Das scheint uns auch sicherer als die Tierzucht. Allerdings hat sich unser Stromverbrauch rasant erhöht wegen der Lampen in seinem Zimmer und ob sich das am Ende rechnet, frag ich ihn, wegen der Kalkulation. Er glaubt schon, manche Betriebskosten könnte er leicht outsourcen. Für den Notfall hat er trotzdem schon mal die Seiten vom Wirtschaftsministerium durchgelesen. Da gab es Hilfsanträge, die auf viel wackeligeren Beinen stehen, habe ich in den Nachrichten gehört. Mit den alten Rigipsplatten aus der Garage, die er spaßiger Weise als Rehgibsplatten tituliert, wollte er in seinem Zimmer schon eine Zwischenwand einbauen und den einen Teil des Zimmers untervermieten. Aber da hat Brigitte das letzte Wort noch nicht gesprochen.
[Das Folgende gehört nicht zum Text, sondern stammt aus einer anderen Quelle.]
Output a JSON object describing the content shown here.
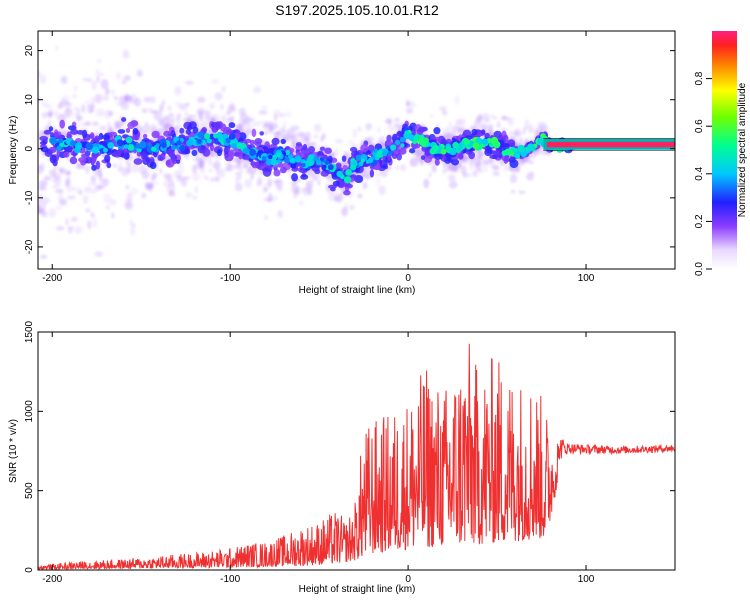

Von der Ferne, das heißt vom Wohnzimmerfenster aus, beobachte ich wie die Jungs aus seiner Klasse durch den Garten schleichen und über sein Fenster in das Zimmer einsteigen. Immerhin halten sie den geforderten Mindestabstand und kommen in zeitlichen Interwallen. Wie die vierzehn Pennäler den Zwischenraum in seinem zwölf Quadratmeter großen Zimmer bewerkstelligen können, ohne den Austausch von Aerosolen und anderen Körperflüssigkeiten zu erleiden, will ich lieber nicht überprüfen. Was man nicht weiß, macht mich nicht heiß. So ähnlich hat es dieser eine FDP-Politiker in der letzten Anne Will Show auch gesagt. Das ist jetzt noch kein Grund die FDP zu wählen. Später erfahre ich dann doch, dass er, also David, nicht der FDP-Fritze, vierundvierzig Cent bei dem heimlichen Flohmarkt in seinem Zimmer erhalten hat, das wären fast neuneinhalb Prozent der Umlaufsumme, mehr als jedes Sparbuch heute abwirft, berichtet er mit Stolz. Da musste ich ihm tatsächlich einmal Recht geben. Wirtschaft und Geld waren bisher nicht meine Stärken und werden es wohl auch nicht sein. Nur während des Studiums hatte ich mich dem Kapitalismus und den Marxistischen Revolutionärinnen ein wenig angenähert. Ich kam aber nie nah genug an sie heran.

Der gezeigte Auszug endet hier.